Skimming through a list of banned classic books this afternoon, I ran across Steinbeck's Grapes of Wrath, which sent me back to seventh or eighth grade and my first experience with the idea that some books are "bad." I was sitting in the passenger seat of my grandmother's car, riding to Louisville with her to visit one of my cousins. She asked me what kinds of books I liked, and I excitedly told her about The Red Pony and Of Mice and Men, both of which I'd read for school. I was not prepared for the lecture I received from her about John Steinbeck writing "depressing books" and his books and school of thinking turning people into "liberals." (I don't believe I'd heard the word liberal before, and certainly didn't know what it meant.) It was a lot to take in, and I'm sure I just nodded in response to my grandmother at the time. But I went home, and over the next few months, read every single John Steinbeck book I could get my hands on.
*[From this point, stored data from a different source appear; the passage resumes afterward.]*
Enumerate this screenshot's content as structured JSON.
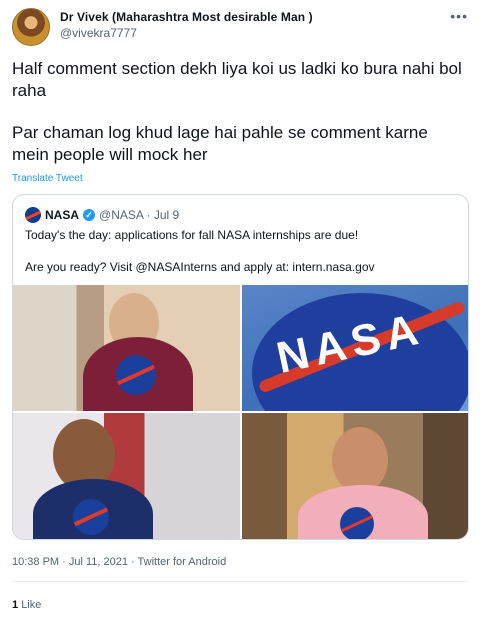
{
  "author": {
    "display_name": "Dr Vivek (Maharashtra Most desirable Man )",
    "handle": "@vivekra7777"
  },
  "tweet": {
    "paragraphs": [
      "Half comment section dekh liya koi us ladki ko bura nahi bol raha",
      "Par chaman log khud lage hai pahle se comment karne mein people will mock her"
    ],
    "translate_label": "Translate Tweet"
  },
  "quote": {
    "name": "NASA",
    "verified_glyph": "✓",
    "handle_date": "@NASA · Jul 9",
    "paragraphs": [
      "Today's the day: applications for fall NASA internships are due!",
      "Are you ready? Visit @NASAInterns and apply at: intern.nasa.gov"
    ],
    "photo_text": "NASA"
  },
  "meta": {
    "timestamp": "10:38 PM · Jul 11, 2021 · Twitter for Android"
  },
  "engagement": {
    "like_count": "1",
    "like_label": "Like"
  },
  "colors": {
    "accent": "#1d9bf0",
    "text": "#0f1419",
    "secondary": "#536471",
    "border": "#cfd9de"
  }
}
It's Banned Books Week and I'm shocked to see many of the books on the above list that have been banned or challenged (some very recently) in this country. A few that I read in high school that stand out the most are Brave New World, Lord of the Flies, Lady Chatterley's Lover, and To Kill a Mockingbird. Two I read for a class, and the other two because I saw them, either at the library or on my mom's bookshelves, and wanted to read them. I love books that take me outside of my comfort zone and make me think, that make me feel a little more in touch with humanity. The more banned books lists I browse, the more I think they should be titled Books Everyone Should Read.
In the spirit of putting my money where my mouth is, I'm adding challenged books to my library queue for the kids. I can't wait to read And Tango Makes Three with the boys, a true story about two male penguins that formed a bond and were given a penguin egg to raise in Central Park Zoo. Thought I'm at a loss as to why anyone would not want kids to reading this story, I have a feeling it means it will be good.
Bonnie's already read many books that have been banned or challenged in the past. I can nearly vouch for her not practicing witchcraft after reading Harry Potter, and she didn't start using the word "ass" because she read James and the Giant Peach. (She got that word from her dad.) Some of the current challenged young adult books (Crank and What My Mother Doesn't Know) do make me cringe a bit when I read the reviews, but when she is a teenager, I assume Bonnie's choices in reading materials will be one of many ways she helps stretch my comfort zone.
I think we need to read one of my favorite banned books, The Lorax, this evening. Anyone else have a favorite banned or challenged book to share?